"Jetzt ist die Bahn frei, jetzt komme ich"

Karl Ignaz Hennetmairs Tagebuch "Ein Jahr mit Thomas Bernhard"

Von Ulrich RüdenauerRSS-Newsfeed neuer Artikel von Ulrich Rüdenauer

Besprochene Bücher / Literaturhinweise

Karl Ignaz Hennetmair musste äußerst vorsichtig sein, um es sich mit seinem berühmten, manchmal unberechenbaren Freund nicht zu verscherzen. "Es war ein großer Fehler von mir, diese Frage zu stellen", schreibt er am 31. Mai 1972, "denn wenn Thomas in ,Schwung' ist, kommt er sowieso freudestrahlend zu mir und sagt: ,Heute ist es wieder gegangen, aber jetzt mußte ich raus' (gemeint war, an die frische Luft). Thomas hat also offenbar noch nicht damit begonnen, das ,Gerüst' seines neuen Romans 'Korrektur' auszufüllen. [...] Mit so einer direkten Frage an Thomas könnte ich mir die Quelle zuschütten."

Die Quelle ist eine durchaus wertvolle, darüber ist sich der Realitätenvermittler Karl Ignaz Hennetmair auf jeder Seite seines Tagebuchs bewusst.

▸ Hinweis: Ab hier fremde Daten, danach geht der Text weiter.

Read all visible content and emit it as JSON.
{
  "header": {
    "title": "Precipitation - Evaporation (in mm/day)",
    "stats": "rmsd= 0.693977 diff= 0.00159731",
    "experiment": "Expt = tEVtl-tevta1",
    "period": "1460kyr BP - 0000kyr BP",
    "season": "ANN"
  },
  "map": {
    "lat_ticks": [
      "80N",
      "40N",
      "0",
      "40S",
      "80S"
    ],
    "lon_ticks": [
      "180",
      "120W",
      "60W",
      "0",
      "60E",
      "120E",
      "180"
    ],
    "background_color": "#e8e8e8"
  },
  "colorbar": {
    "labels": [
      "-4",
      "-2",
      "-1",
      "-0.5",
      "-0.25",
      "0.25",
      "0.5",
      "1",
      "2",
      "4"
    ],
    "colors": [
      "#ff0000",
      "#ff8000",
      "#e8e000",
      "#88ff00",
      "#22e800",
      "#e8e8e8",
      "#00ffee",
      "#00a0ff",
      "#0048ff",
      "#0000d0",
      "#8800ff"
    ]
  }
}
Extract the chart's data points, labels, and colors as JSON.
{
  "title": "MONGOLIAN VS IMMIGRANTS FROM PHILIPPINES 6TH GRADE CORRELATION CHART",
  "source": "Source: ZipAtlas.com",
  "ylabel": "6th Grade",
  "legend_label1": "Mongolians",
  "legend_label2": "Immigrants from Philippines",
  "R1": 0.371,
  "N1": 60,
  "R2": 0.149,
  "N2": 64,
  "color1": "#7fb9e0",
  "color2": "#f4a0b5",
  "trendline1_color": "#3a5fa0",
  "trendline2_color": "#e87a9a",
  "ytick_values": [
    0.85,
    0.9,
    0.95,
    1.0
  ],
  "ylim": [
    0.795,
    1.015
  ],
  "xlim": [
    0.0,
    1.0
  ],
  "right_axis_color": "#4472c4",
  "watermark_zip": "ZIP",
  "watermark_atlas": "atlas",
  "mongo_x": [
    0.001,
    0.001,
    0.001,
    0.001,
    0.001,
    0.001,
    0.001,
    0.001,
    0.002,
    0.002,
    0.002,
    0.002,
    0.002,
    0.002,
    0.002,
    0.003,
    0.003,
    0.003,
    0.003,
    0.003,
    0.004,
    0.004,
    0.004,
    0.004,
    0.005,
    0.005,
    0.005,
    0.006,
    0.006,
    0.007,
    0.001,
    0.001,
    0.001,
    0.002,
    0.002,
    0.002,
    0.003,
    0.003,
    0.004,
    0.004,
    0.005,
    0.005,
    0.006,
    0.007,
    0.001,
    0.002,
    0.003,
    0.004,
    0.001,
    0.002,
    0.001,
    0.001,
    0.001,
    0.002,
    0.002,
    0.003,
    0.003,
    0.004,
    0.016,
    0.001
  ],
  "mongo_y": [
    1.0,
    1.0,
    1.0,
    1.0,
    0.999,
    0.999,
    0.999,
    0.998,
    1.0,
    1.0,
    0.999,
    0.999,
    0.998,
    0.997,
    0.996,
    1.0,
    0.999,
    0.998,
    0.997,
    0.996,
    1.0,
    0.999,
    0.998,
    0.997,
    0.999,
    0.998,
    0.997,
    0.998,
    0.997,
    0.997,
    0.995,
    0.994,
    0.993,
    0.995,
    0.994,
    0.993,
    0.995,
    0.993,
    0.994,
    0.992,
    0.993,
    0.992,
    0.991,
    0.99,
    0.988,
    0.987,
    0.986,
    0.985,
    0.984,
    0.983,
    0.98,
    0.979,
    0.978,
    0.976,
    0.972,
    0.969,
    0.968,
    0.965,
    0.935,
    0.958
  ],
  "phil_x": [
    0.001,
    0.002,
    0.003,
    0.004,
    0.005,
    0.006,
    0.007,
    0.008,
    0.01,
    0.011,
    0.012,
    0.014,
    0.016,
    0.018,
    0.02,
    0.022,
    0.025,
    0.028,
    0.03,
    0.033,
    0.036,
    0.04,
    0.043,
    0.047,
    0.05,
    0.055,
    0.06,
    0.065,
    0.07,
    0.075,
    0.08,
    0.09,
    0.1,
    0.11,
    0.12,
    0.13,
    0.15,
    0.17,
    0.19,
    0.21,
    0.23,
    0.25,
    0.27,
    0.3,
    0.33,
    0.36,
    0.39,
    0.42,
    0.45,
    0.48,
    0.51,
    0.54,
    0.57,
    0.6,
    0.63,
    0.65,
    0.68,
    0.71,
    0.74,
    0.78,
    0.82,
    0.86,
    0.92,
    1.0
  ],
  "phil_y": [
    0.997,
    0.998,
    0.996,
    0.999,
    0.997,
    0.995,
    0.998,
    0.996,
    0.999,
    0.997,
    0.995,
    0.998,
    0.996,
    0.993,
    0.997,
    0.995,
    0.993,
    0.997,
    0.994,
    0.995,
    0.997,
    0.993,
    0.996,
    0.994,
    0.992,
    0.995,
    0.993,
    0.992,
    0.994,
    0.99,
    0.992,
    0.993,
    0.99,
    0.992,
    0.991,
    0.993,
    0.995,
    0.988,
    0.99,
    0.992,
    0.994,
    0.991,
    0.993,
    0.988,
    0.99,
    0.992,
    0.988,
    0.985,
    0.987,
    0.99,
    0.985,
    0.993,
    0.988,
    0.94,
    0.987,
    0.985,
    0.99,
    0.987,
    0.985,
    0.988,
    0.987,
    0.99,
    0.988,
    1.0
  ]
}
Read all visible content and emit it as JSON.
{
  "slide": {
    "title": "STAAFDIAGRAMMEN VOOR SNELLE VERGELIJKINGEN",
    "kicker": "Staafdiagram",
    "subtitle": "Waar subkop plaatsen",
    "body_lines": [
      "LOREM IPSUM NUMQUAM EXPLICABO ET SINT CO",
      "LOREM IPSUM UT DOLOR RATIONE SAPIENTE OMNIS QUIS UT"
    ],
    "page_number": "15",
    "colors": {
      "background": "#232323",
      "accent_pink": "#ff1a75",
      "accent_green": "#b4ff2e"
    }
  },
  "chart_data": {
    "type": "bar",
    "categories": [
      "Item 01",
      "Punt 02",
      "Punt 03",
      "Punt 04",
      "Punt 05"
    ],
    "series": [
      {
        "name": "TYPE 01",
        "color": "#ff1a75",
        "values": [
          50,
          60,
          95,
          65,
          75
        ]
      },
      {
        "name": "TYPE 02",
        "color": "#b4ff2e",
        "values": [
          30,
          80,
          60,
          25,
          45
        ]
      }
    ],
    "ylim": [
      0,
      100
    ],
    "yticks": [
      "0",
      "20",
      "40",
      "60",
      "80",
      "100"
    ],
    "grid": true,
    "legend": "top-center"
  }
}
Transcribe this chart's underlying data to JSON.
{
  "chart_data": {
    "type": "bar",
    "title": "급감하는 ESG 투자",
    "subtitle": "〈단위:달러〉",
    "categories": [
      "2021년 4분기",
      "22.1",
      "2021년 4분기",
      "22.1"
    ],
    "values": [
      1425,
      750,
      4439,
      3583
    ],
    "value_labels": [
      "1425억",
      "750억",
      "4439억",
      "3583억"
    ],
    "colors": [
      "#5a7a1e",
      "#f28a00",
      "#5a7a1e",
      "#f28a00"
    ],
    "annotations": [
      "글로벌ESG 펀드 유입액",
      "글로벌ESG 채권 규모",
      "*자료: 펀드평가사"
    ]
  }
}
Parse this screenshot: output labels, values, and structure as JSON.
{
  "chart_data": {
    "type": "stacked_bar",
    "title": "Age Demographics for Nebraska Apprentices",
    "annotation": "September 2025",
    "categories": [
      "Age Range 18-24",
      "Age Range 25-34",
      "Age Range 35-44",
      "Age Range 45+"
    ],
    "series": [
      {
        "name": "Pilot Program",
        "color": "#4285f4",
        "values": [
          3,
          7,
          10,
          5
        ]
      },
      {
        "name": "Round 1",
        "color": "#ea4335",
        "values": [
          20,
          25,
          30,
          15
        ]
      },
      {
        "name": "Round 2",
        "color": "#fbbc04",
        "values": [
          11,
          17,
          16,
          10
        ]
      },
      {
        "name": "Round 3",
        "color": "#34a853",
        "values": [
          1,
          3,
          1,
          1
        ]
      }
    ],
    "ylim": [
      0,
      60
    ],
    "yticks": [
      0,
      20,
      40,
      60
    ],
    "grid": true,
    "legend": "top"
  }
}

Deshalb widmet er sich auch kaum einer anderen Aufgabe als der, noch die kleinste Äußerung des Dichters Thomas Bernhard auf die Goldwaage zu legen und aufzuschreiben. "Aber wenn ich nichts aufzeichne", ist sich Hennetmair in seiner sehr anheimelnden Redlichkeit sicher, "geht später jede Bernhardforschung ins Leere." "Das notariell versiegelte Tagebuch 1972" - nun ist es auf die Welt und die Wissenschaft gekommen, und nicht nur eingefleischte Bernhard-Jünger dürften daran ihre Freude haben.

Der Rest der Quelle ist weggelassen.